To help individuals manage their student debt, AARP and Savi unveiled last week a new student loan repayment tool to help individuals identify the best payment options, with special features for the 50-plus population. The Savi Student Loan Repayment Tool provides a free, personalized assessment of student loan repayment options. It can also help individuals identify loan forgiveness opportunities based on employment, and assistance in preparing and filing paperwork.

“We’ve seen the generational impact of student loan debt, and we’re excited to work with AARP in helping older borrowers access immediate and long-term relief,” said Tobin Van Ostern, co-founder of Savi. “This is about changing the narrative and providing freedom from the burdens of student debt to those who need it most,” he notes.

“This new AARP resource provides a means for Rhode Islanders to form a clearer picture of student loan repayment that could help many clear up uncertainties and avoid potential additional costs,” said AARP Stated Director Kathleen Connell. “I urge older Rhode Islanders to get the Information they need, especially those whose retirement savings might be impacted.” 

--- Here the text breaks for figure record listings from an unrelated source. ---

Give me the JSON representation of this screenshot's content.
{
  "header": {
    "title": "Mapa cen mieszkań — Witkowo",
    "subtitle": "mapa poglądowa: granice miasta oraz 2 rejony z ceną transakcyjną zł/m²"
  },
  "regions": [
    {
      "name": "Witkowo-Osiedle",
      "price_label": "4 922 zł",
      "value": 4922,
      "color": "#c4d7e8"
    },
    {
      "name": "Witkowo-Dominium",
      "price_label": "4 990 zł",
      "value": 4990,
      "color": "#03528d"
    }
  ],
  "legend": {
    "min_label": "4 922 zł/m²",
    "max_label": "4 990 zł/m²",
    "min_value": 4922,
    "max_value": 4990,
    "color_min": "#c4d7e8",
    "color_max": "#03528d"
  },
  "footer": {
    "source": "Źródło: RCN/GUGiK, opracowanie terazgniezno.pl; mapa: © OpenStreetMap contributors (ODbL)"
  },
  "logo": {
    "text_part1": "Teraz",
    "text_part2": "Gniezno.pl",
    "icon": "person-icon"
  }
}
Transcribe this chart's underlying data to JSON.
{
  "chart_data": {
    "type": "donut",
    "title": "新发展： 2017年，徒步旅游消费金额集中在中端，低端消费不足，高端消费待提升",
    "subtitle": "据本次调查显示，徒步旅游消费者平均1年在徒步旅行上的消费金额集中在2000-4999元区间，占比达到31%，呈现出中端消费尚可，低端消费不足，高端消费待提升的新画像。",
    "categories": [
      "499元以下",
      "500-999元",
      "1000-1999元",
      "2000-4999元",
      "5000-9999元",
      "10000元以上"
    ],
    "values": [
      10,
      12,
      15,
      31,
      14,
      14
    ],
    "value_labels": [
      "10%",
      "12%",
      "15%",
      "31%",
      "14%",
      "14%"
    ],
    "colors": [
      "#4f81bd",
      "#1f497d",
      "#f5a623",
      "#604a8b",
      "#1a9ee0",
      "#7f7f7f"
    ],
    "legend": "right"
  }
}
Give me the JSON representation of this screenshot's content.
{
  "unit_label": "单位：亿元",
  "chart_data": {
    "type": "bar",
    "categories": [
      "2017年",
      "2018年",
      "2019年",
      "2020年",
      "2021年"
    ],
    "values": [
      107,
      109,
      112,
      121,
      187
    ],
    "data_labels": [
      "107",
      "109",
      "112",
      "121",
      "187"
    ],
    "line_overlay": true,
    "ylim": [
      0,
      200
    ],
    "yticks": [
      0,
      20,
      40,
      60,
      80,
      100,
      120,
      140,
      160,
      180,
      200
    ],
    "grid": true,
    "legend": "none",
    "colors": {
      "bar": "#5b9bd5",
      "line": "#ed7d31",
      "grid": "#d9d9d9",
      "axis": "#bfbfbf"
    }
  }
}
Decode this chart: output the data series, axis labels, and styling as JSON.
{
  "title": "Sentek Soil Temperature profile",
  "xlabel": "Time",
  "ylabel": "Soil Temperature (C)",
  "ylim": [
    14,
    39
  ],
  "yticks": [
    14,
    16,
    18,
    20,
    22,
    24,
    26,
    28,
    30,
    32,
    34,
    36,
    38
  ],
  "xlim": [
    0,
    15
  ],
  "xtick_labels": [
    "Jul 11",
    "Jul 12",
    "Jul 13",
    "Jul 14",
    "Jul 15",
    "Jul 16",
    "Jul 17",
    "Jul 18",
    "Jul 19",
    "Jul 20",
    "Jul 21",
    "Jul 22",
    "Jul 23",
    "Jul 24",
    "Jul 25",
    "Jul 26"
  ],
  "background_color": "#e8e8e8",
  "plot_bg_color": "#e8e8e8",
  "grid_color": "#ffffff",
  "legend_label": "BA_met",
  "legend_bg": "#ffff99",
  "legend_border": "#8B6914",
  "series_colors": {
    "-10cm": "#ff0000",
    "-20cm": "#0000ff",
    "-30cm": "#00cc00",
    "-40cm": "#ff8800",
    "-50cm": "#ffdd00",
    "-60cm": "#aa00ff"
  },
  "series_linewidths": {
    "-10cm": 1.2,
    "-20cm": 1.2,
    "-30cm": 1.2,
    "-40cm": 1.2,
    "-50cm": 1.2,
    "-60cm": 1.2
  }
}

Any adult with student loans may use the on-line tool at no cost, after registering at AARP.org/studentloans. AARP worked with Savi to customize the tool for older borrowers and includes: Options for dozens of national and state repayment and forgiveness programs; synchronized federal and private loans across all loan servicers easily with industry standard security; support from student loan experts; and access to free educational resources.

According to AARP’s statement announcing the new online tool, the Washington, DC – based aging advocacy group has worked with Savi to provide this resource to low-income older adults at no cost through the AARP Foundation. As older adults are the largest growing age group of student loan borrowers, AARP, and Savi are committed to helping them access the tools they need to begin tackling their student loan debt.

AARP’s statement makes it very clear that its collaboration with Savi does not involve or promote student loan refinancing of any.